[Date Prev][Date Next][Thread Prev][Thread Next][Date Index][Thread Index]
Re: [bug-gperf] shrinking the asso_values array
From: |
Bruno Haible |
Subject: |
Re: [bug-gperf] shrinking the asso_values array |
Date: |
Thu, 05 Sep 2019 02:13:18 +0200 |
User-agent: |
KMail/5.1.3 (Linux/4.4.0-159-generic; KDE/5.18.0; x86_64; ; ) |
Hi Mark,
> FOURTH SUGGESTION ( MEDIUM DIFFICULTY )
>
> I was wondering if it would be worthwhile to use an "if" statement
> and a shorter static array asso_values in the "hash" function in some
> cases. The reason would be that the array is 256 bytes and loading
> different parts of the array could use up to 4 cache lines. Loading
> caches lines is very expensive from the point of view of the CPU
> (sometimes 100 cycles) as opposed to an if statement (which is a lot less,
> but is blocking.
>
> I looked at permut2.gperf in the examples directory of the gperf
> distribution. I will talk about this and next suggestion via examples
> related to that file.
>
> In our case, the largest hash value is 5 and all but four entries in
> the array are 6.
> Recall that in the perumt2.gperf example, only the letters x, y and z are
> used.
>
> Instead of
>
> return len + asso_values[(unsigned char) str[1] + 1] +
> assoc_values[(unsigned char)[str[0]];
>
> in the hash function, there could be an optimized(?) version of the following
>
> unsigned int returned_value = 6;
> if ( len <= 2 && 'x' <= str[1] && str[1] <= 'z' && 'x' <= str[0] &&
> str[0] <= 'z' )
> {
> unsigned char first = (unsigned char) str[1] - 'x' + 1;
> unsigned char second = (unsigned char) str[0] - 'x';
> returned_value len + modified_asso_values[first] +
> modified_asso_values[second];
> }
> return returned_value;
On today's CPUs, with their long pipelines of prepared instructions, the
condition you are writing there would cost 5 conditional jumps. Or, when
we leave out the redundant 'len <= 2' test (already done by the caller)
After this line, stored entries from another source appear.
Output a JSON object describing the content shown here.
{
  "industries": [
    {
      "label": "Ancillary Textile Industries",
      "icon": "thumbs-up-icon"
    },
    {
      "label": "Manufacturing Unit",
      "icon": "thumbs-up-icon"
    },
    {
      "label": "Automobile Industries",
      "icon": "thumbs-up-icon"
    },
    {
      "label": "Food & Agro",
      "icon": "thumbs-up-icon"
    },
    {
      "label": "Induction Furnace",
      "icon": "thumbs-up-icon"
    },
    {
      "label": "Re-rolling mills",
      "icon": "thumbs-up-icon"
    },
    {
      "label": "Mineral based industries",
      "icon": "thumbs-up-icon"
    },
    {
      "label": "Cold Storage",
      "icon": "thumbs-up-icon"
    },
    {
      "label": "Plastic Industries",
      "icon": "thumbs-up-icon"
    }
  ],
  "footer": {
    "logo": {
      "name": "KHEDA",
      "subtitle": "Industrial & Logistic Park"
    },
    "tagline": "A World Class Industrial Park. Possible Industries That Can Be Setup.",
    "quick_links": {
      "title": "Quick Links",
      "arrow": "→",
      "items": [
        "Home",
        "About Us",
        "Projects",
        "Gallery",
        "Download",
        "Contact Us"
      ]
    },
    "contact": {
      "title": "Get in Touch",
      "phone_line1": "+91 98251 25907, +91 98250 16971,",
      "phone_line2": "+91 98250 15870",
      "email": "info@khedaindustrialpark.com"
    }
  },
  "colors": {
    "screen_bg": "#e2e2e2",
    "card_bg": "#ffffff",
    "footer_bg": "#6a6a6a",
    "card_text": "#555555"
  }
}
and assume an optimizing compiler that optimizes
'x' <= str[1] && str[1] <= 'z'
to
(unsigned int)(str[1] - 'x') <= 'z' - 'x'
we still have 2 conditional jumps.
> If either letter is out of range, the array is not accessed at all.
Optimizing cache behaviour at the expense of conditional jumps is not
good. You need a reasonable balance between both.
Bruno